Each year the National Endowment for the Arts awards grants to libraries, universities, and literacy centers across the nation as they prepare for a community read, known as the BIG READ. This year, funding has been received by organizations from the White Bear Center for the Arts in White Bear Lake, Minnesota (promoting The Bear by Andrew Krivak) to the Flint River Regional Library System in Griffin, Georgia (reading Circe by Madeline Miller). The aim of the program, overall, is “to inspire meaningful conversations, artistic responses, and new discoveries and connections in each community.” Monies awarded are to help initiate kick-off events, book discussions, community events (such as an author visit), and creative projects (musical performances, poetry slams, writing workshops or contests, for example). To date, 5.7 million Americans have attended a Big Read program of one sort or another, ultimately instituted to encourage “interest lapsed and reluctant readers and/or to challenge avid readers and introduce them to new voices.”

Of course, the books promoted and shared are adult books, targeting adult readers, but I posit we need to encourage such a program for children’s books, targeting child readers! Our nation’s public, charter, private, and sizeable home schools could apply for grants promoting such rich discussions, such art-begets-art events, such creative responses! Or, BIG READ grantees could also be encouraged to select a similar children’s book to promote at the same time the adult BIG READ is occurring. Certainly, the NEA’s goals for adult literacy are the same as we have for childhood literacy – helping both reluctant, average and avid readers, encouraging reading as a community affair, critical conversations and artistic responses, new learning connections!

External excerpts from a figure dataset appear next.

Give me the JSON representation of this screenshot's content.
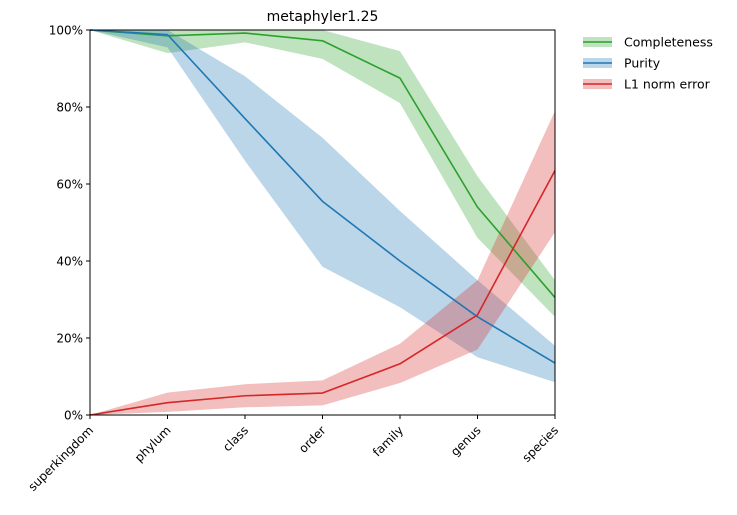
{
  "chart_data": {
    "type": "line",
    "title": "metaphyler1.25",
    "xlabel": "",
    "ylabel": "",
    "x_categories": [
      "superkingdom",
      "phylum",
      "class",
      "order",
      "family",
      "genus",
      "species"
    ],
    "ylim": [
      0,
      100
    ],
    "y_ticks": [
      0,
      20,
      40,
      60,
      80,
      100
    ],
    "y_tick_labels": [
      "0%",
      "20%",
      "40%",
      "60%",
      "80%",
      "100%"
    ],
    "grid": false,
    "legend_position": "outside-top-right",
    "series": [
      {
        "name": "Completeness",
        "color": "#2ca02c",
        "band_color": "#2ca02c",
        "values": [
          100,
          98.5,
          99.2,
          97.2,
          87.5,
          54,
          30.5
        ],
        "lower": [
          100,
          94,
          96.8,
          92.5,
          81,
          46,
          25.5
        ],
        "upper": [
          100,
          100,
          100,
          100,
          94.5,
          62,
          35
        ]
      },
      {
        "name": "Purity",
        "color": "#1f77b4",
        "band_color": "#1f77b4",
        "values": [
          100,
          98.8,
          77,
          55.5,
          40,
          25.5,
          13.5
        ],
        "lower": [
          100,
          95.5,
          66,
          38.5,
          28,
          15,
          8.5
        ],
        "upper": [
          100,
          100,
          88,
          72,
          53,
          35,
          18
        ]
      },
      {
        "name": "L1 norm error",
        "color": "#d62728",
        "band_color": "#d62728",
        "values": [
          0,
          3.2,
          5,
          5.7,
          13.3,
          26,
          63.5
        ],
        "lower": [
          0,
          0.8,
          2,
          2.5,
          8.3,
          17,
          47.5
        ],
        "upper": [
          0,
          5.8,
          8,
          9,
          18.5,
          35,
          79
        ]
      }
    ]
  }
}
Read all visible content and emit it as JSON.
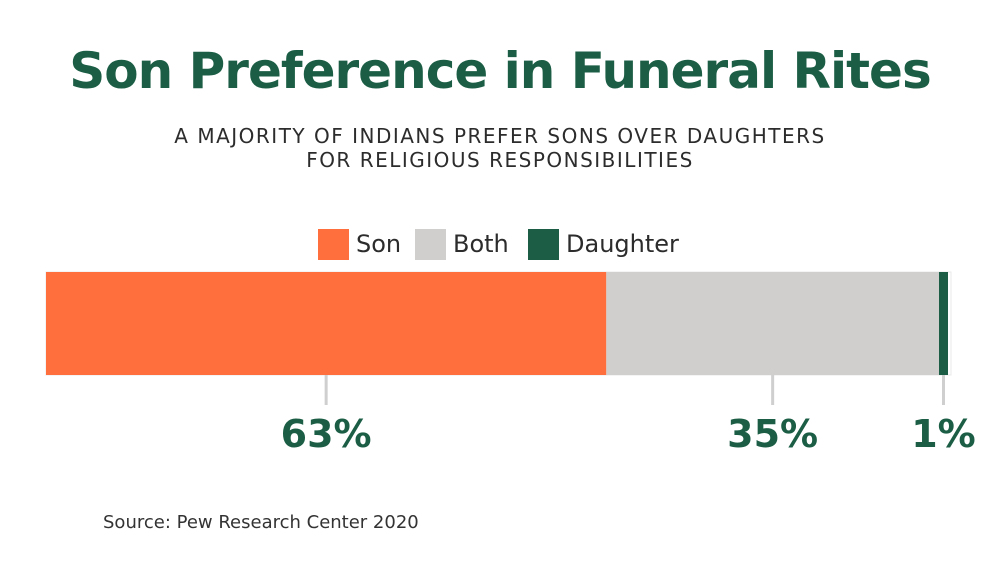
{
  "header": {
    "title": "Son Preference in Funeral Rites",
    "subtitle": "A MAJORITY OF INDIANS PREFER SONS OVER DAUGHTERS FOR RELIGIOUS RESPONSIBILITIES"
  },
  "footer": {
    "source": "Source: Pew Research Center 2020"
  },
  "colors": {
    "son": "#ff6f3d",
    "both": "#d0cfcd",
    "daughter": "#1b5e45",
    "connector": "#cfcfcf"
  },
  "chart_data": {
    "type": "bar",
    "orientation": "horizontal-stacked",
    "title": "Son Preference in Funeral Rites",
    "subtitle": "A MAJORITY OF INDIANS PREFER SONS OVER DAUGHTERS FOR RELIGIOUS RESPONSIBILITIES",
    "legend_position": "top-center",
    "series": [
      {
        "name": "Son",
        "value": 63,
        "label": "63%",
        "color": "#ff6f3d"
      },
      {
        "name": "Both",
        "value": 35,
        "label": "35%",
        "color": "#d0cfcd"
      },
      {
        "name": "Daughter",
        "value": 1,
        "label": "1%",
        "color": "#1b5e45"
      }
    ],
    "xlim": [
      0,
      100
    ],
    "source": "Source: Pew Research Center 2020"
  }
}
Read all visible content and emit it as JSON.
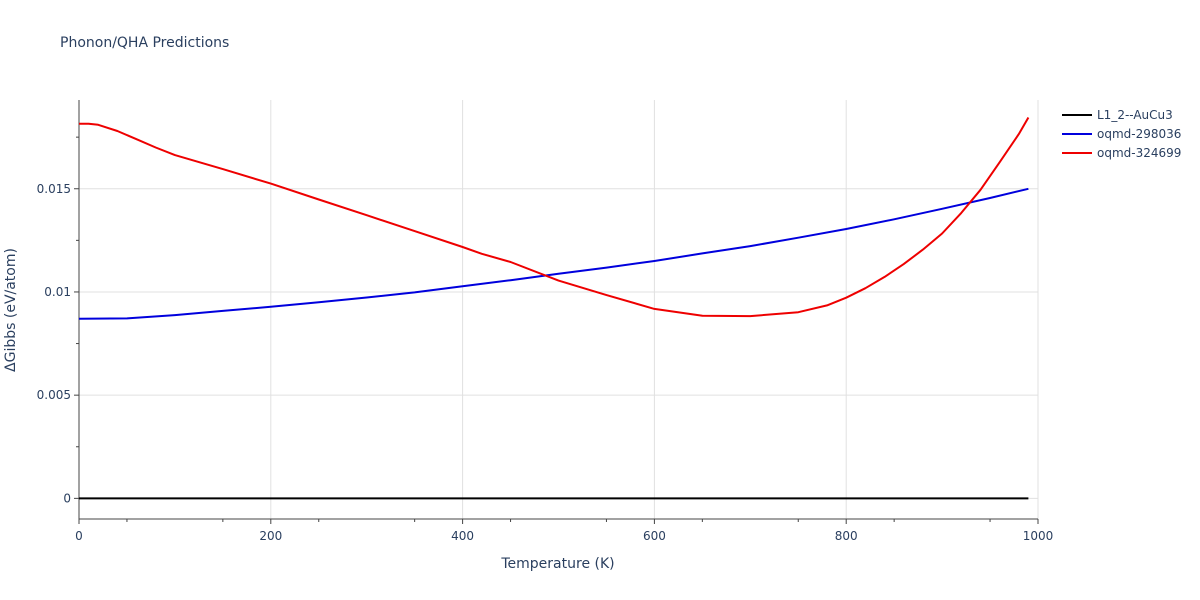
{
  "chart_data": {
    "type": "line",
    "title": "Phonon/QHA Predictions",
    "xlabel": "Temperature (K)",
    "ylabel": "ΔGibbs (eV/atom)",
    "xlim": [
      0,
      1000
    ],
    "ylim": [
      -0.001,
      0.0193
    ],
    "xticks": [
      0,
      200,
      400,
      600,
      800,
      1000
    ],
    "xtick_labels": [
      "0",
      "200",
      "400",
      "600",
      "800",
      "1000"
    ],
    "yticks": [
      0,
      0.005,
      0.01,
      0.015
    ],
    "ytick_labels": [
      "0",
      "0.005",
      "0.01",
      "0.015"
    ],
    "grid": true,
    "legend_position": "top-right",
    "series": [
      {
        "name": "L1_2--AuCu3",
        "color": "#000000",
        "x": [
          0,
          990
        ],
        "y": [
          0,
          0
        ]
      },
      {
        "name": "oqmd-298036",
        "color": "#0000dd",
        "x": [
          0,
          50,
          100,
          150,
          200,
          250,
          300,
          350,
          400,
          450,
          500,
          550,
          600,
          650,
          700,
          750,
          800,
          850,
          900,
          950,
          990
        ],
        "y": [
          0.0087,
          0.00872,
          0.00888,
          0.00908,
          0.00928,
          0.0095,
          0.00973,
          0.00998,
          0.01028,
          0.01057,
          0.01088,
          0.01118,
          0.0115,
          0.01187,
          0.01222,
          0.01263,
          0.01305,
          0.01352,
          0.01403,
          0.01455,
          0.015
        ]
      },
      {
        "name": "oqmd-324699",
        "color": "#ee0000",
        "x": [
          0,
          10,
          20,
          40,
          60,
          80,
          100,
          150,
          200,
          250,
          300,
          350,
          400,
          420,
          450,
          500,
          550,
          600,
          650,
          700,
          750,
          780,
          800,
          820,
          840,
          860,
          880,
          900,
          920,
          940,
          960,
          980,
          990
        ],
        "y": [
          0.01815,
          0.01815,
          0.0181,
          0.0178,
          0.0174,
          0.017,
          0.01663,
          0.01595,
          0.01525,
          0.01448,
          0.01372,
          0.01295,
          0.01218,
          0.01185,
          0.01145,
          0.01055,
          0.00985,
          0.00918,
          0.00885,
          0.00883,
          0.00902,
          0.00935,
          0.00972,
          0.01018,
          0.01073,
          0.01135,
          0.01205,
          0.01283,
          0.01383,
          0.01495,
          0.01628,
          0.01765,
          0.01845
        ]
      }
    ]
  }
}
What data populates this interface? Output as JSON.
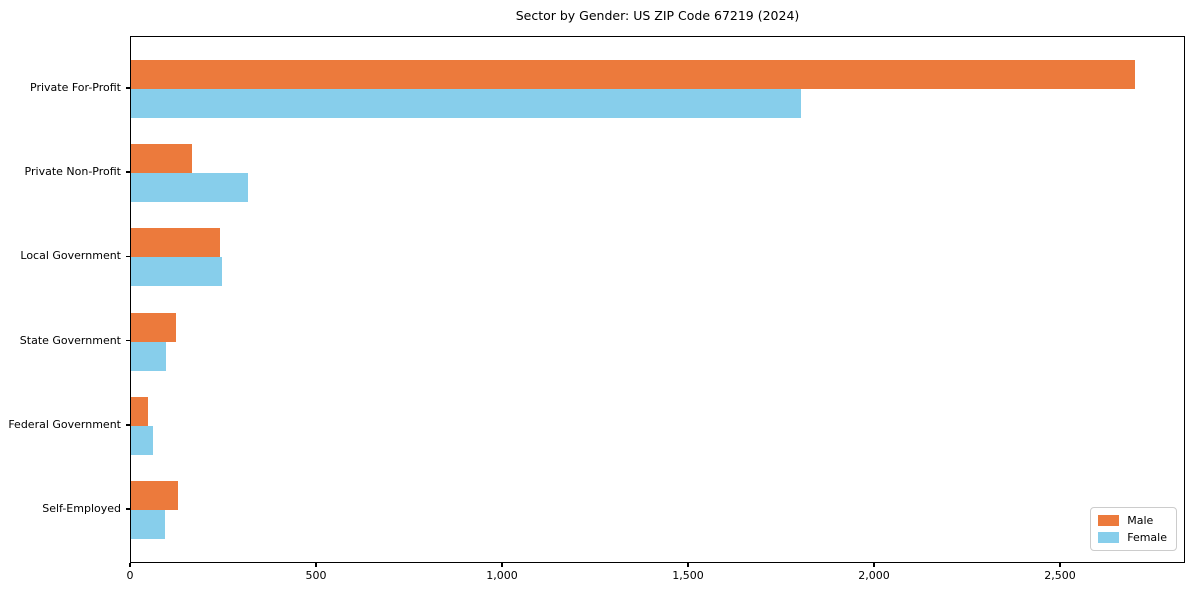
{
  "title": "Sector by Gender: US ZIP Code 67219 (2024)",
  "chart_data": {
    "type": "bar",
    "orientation": "horizontal",
    "title": "Sector by Gender: US ZIP Code 67219 (2024)",
    "xlabel": "",
    "ylabel": "",
    "categories": [
      "Private For-Profit",
      "Private Non-Profit",
      "Local Government",
      "State Government",
      "Federal Government",
      "Self-Employed"
    ],
    "series": [
      {
        "name": "Male",
        "color": "#EC7A3C",
        "values": [
          2700,
          165,
          240,
          120,
          45,
          125
        ]
      },
      {
        "name": "Female",
        "color": "#87CEEB",
        "values": [
          1800,
          315,
          245,
          95,
          60,
          90
        ]
      }
    ],
    "xlim": [
      0,
      2836
    ],
    "x_ticks": [
      0,
      500,
      1000,
      1500,
      2000,
      2500
    ],
    "x_tick_labels": [
      "0",
      "500",
      "1,000",
      "1,500",
      "2,000",
      "2,500"
    ],
    "grid": false,
    "legend_position": "lower right",
    "spine_color": "#000000",
    "background_color": "#ffffff"
  }
}
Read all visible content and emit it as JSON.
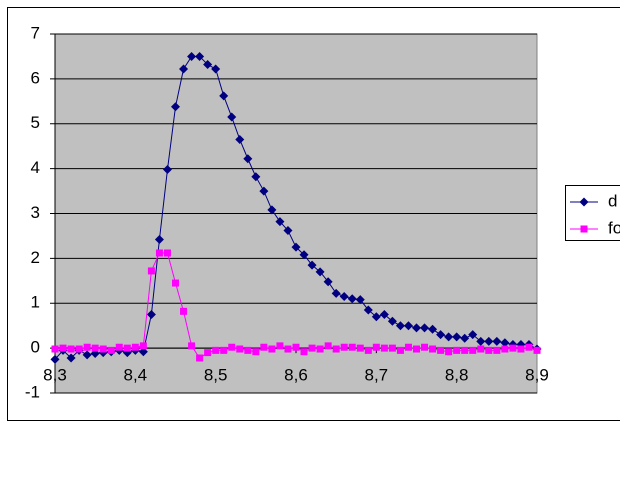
{
  "chart_data": {
    "type": "line",
    "x": [
      8.3,
      8.31,
      8.32,
      8.33,
      8.34,
      8.35,
      8.36,
      8.37,
      8.38,
      8.39,
      8.4,
      8.41,
      8.42,
      8.43,
      8.44,
      8.45,
      8.46,
      8.47,
      8.48,
      8.49,
      8.5,
      8.51,
      8.52,
      8.53,
      8.54,
      8.55,
      8.56,
      8.57,
      8.58,
      8.59,
      8.6,
      8.61,
      8.62,
      8.63,
      8.64,
      8.65,
      8.66,
      8.67,
      8.68,
      8.69,
      8.7,
      8.71,
      8.72,
      8.73,
      8.74,
      8.75,
      8.76,
      8.77,
      8.78,
      8.79,
      8.8,
      8.81,
      8.82,
      8.83,
      8.84,
      8.85,
      8.86,
      8.87,
      8.88,
      8.89,
      8.9
    ],
    "series": [
      {
        "name": "d",
        "color": "#000080",
        "marker": "diamond",
        "values": [
          -0.25,
          -0.05,
          -0.22,
          -0.05,
          -0.15,
          -0.12,
          -0.1,
          -0.08,
          -0.05,
          -0.1,
          -0.05,
          -0.08,
          0.75,
          2.42,
          3.98,
          5.38,
          6.22,
          6.5,
          6.5,
          6.32,
          6.22,
          5.62,
          5.15,
          4.65,
          4.22,
          3.82,
          3.5,
          3.08,
          2.82,
          2.62,
          2.25,
          2.08,
          1.85,
          1.7,
          1.48,
          1.22,
          1.15,
          1.1,
          1.08,
          0.85,
          0.7,
          0.75,
          0.6,
          0.5,
          0.5,
          0.45,
          0.45,
          0.42,
          0.3,
          0.25,
          0.25,
          0.22,
          0.3,
          0.15,
          0.15,
          0.15,
          0.12,
          0.08,
          0.08,
          0.08,
          -0.02
        ]
      },
      {
        "name": "fo",
        "color": "#ff00ff",
        "marker": "square",
        "values": [
          -0.02,
          0,
          -0.02,
          -0.02,
          0.02,
          0,
          -0.02,
          -0.05,
          0.02,
          0,
          0.02,
          0.05,
          1.72,
          2.12,
          2.12,
          1.45,
          0.82,
          0.05,
          -0.22,
          -0.1,
          -0.05,
          -0.05,
          0.02,
          -0.02,
          -0.05,
          -0.08,
          0.02,
          -0.02,
          0.05,
          -0.02,
          0.02,
          -0.08,
          0,
          -0.02,
          0.05,
          -0.02,
          0.02,
          0.02,
          0,
          -0.05,
          0.02,
          0,
          0,
          -0.05,
          0.02,
          -0.02,
          0.02,
          -0.02,
          -0.05,
          -0.08,
          -0.05,
          -0.05,
          -0.05,
          -0.02,
          -0.05,
          -0.05,
          -0.02,
          0,
          -0.02,
          0.02,
          -0.05
        ]
      }
    ],
    "xlim": [
      8.3,
      8.9
    ],
    "xticks": [
      {
        "value": 8.3,
        "label": "8,3"
      },
      {
        "value": 8.4,
        "label": "8,4"
      },
      {
        "value": 8.5,
        "label": "8,5"
      },
      {
        "value": 8.6,
        "label": "8,6"
      },
      {
        "value": 8.7,
        "label": "8,7"
      },
      {
        "value": 8.8,
        "label": "8,8"
      },
      {
        "value": 8.9,
        "label": "8,9"
      }
    ],
    "ylim": [
      -1,
      7
    ],
    "yticks": [
      -1,
      0,
      1,
      2,
      3,
      4,
      5,
      6,
      7
    ],
    "grid": true,
    "legend": "right"
  }
}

As we enter the children’s book publishing award season, why not begin a conversation in your neighborhood as to how local schools and school systems can pull together, working as one to create a climate, an expectation, of reading in communities across our nation, BIG and small, advancing reading response for both big and small people! Perhaps we could call this the SMALL READ to describe those who will be participating, though such programming itself would prove anything but small in scope! Perhaps such conversations will reach the ears of those administering the BIG READ program itself!